Sometimes, there is a false impression of permanence despite ongoing neighbourhood changes. It has been happening recently in Lodz, Poland, where ‘rooming flats’ are mushrooming in the inner city. However, they remain ‘hidden’ from the public behind facades.

Today, numerous cities are home to higher education students. They are increasingly living off-campus in private housing and, as a result, many urban neighbourhoods experience studentification. In our paper, we present how studentification is progressing in the inner city of Lodz through the expansion of the rooming-flats business.

We empirically illustrate rooming flats in Lodz: their materialities, geographies, labelling, production, and paradoxical impacts. This way, we show that rooming flats are accommodations delivered usually through a profit-seeking conversion of conventional spacious flats in historic buildings into shared housing with multiple single-occupancy bedrooms for student rentals.

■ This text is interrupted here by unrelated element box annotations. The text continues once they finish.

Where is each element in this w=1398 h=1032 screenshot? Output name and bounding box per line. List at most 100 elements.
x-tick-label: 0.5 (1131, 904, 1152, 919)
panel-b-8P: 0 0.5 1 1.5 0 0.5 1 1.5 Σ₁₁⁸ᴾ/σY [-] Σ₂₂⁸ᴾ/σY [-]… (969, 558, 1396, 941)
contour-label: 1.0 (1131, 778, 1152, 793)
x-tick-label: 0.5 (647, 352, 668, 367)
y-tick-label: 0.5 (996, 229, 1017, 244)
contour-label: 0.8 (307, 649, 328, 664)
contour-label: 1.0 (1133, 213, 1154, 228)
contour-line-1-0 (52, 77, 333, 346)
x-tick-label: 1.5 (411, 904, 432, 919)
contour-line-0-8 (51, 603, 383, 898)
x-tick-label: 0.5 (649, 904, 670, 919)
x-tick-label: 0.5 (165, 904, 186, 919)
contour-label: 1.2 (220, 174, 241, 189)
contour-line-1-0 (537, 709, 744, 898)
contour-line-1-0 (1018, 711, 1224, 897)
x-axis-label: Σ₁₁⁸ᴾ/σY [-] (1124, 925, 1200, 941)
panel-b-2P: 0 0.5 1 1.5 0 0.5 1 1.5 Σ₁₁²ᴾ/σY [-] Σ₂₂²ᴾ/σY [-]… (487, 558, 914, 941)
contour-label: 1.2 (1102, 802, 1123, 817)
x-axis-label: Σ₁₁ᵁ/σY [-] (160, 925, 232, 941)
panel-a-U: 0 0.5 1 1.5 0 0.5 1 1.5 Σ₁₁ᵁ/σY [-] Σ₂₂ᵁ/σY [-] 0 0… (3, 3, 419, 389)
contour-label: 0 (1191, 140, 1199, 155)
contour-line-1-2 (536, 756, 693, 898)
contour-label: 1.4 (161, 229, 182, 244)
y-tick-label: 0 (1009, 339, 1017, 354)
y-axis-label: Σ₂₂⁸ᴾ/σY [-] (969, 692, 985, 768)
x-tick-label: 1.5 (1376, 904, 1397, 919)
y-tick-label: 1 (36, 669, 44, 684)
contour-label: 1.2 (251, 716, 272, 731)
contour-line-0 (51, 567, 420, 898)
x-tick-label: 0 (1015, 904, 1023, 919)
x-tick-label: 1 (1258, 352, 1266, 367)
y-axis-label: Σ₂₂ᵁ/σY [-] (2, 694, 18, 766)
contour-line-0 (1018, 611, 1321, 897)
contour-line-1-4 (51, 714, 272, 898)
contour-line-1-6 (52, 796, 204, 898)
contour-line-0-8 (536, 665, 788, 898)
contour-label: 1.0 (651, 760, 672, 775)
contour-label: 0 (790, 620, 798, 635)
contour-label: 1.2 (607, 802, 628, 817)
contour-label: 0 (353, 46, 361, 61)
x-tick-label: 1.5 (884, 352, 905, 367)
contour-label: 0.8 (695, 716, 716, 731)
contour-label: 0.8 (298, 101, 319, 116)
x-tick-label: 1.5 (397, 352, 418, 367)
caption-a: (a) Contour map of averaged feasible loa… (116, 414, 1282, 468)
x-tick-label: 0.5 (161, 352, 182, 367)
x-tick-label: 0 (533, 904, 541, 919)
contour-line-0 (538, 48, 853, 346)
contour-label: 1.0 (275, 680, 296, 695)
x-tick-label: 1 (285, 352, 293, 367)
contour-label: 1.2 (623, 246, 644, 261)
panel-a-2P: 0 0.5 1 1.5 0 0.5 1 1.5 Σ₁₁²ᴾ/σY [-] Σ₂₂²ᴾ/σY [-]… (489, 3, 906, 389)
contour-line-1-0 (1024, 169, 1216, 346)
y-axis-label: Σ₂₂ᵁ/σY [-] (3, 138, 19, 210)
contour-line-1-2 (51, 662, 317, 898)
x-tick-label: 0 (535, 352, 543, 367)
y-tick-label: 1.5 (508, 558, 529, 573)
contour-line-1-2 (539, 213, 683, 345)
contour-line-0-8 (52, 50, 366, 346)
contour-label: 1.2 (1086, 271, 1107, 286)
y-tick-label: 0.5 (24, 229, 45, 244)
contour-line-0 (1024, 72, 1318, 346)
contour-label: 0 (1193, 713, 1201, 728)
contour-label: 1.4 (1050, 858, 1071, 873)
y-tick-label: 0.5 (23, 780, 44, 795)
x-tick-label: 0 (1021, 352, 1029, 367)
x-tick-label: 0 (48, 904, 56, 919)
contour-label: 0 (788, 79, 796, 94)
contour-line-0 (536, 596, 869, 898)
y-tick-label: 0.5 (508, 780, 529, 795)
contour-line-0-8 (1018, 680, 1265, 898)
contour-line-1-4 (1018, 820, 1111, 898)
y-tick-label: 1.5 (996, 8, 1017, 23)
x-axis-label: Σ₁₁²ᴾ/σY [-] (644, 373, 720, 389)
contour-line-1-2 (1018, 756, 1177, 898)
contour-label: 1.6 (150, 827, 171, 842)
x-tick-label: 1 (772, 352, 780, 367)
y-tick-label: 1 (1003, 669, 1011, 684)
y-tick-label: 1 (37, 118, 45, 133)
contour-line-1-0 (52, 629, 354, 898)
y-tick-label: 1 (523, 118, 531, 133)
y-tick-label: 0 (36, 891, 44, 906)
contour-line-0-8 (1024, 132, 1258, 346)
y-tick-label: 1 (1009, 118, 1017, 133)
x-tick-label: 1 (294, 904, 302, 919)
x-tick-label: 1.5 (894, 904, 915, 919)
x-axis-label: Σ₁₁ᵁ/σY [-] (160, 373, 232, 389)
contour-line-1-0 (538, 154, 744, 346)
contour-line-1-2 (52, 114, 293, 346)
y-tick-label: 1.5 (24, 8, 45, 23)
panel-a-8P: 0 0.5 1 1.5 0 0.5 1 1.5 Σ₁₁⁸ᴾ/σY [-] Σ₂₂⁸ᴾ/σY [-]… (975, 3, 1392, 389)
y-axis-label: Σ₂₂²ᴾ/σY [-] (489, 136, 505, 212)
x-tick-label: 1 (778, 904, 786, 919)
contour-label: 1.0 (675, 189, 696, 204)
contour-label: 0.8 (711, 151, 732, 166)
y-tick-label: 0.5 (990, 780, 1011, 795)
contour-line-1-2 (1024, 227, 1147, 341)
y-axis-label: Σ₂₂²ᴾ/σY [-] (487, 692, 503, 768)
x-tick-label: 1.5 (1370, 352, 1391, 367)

However, we go beyond that and demonstrate that studentification in inner-city Lodz is being spurred by financialisation-led densification. More precisely, we show that the soft-densification activities of real estate actors serve as a bridge between housing financialisation and vertical studentification. Revealing and interpreting the interplay of financialisation, densification and studentification is our main contribution to the current, vivid debates on the nexus of student housing and urban geographies.

What is more, we argue that the phenomenon of rooming flats should not be seen just within the context of Lodz. Instead, we propose adding the term rooming flats to the expanding lexicon of shared housing forms, such as HMOs, PBSAs, and co-livings, which have recently proliferated in cities worldwide. All these new housing forms demonstrate that real estate activities can quickly transform urban neighbourhoods and living densities.

Consequently, we perceive the new era of ‘shrinking homes’ as requiring critical involvement from scholars and policymakers to better understand the mechanisms and effects of densification. As a step in this direction, our paper contributes to the special issue of Urban Studies, ‘The Business of Densification: Institutions, Actors, and Outcomes in the Transformation of Urban Settlements’.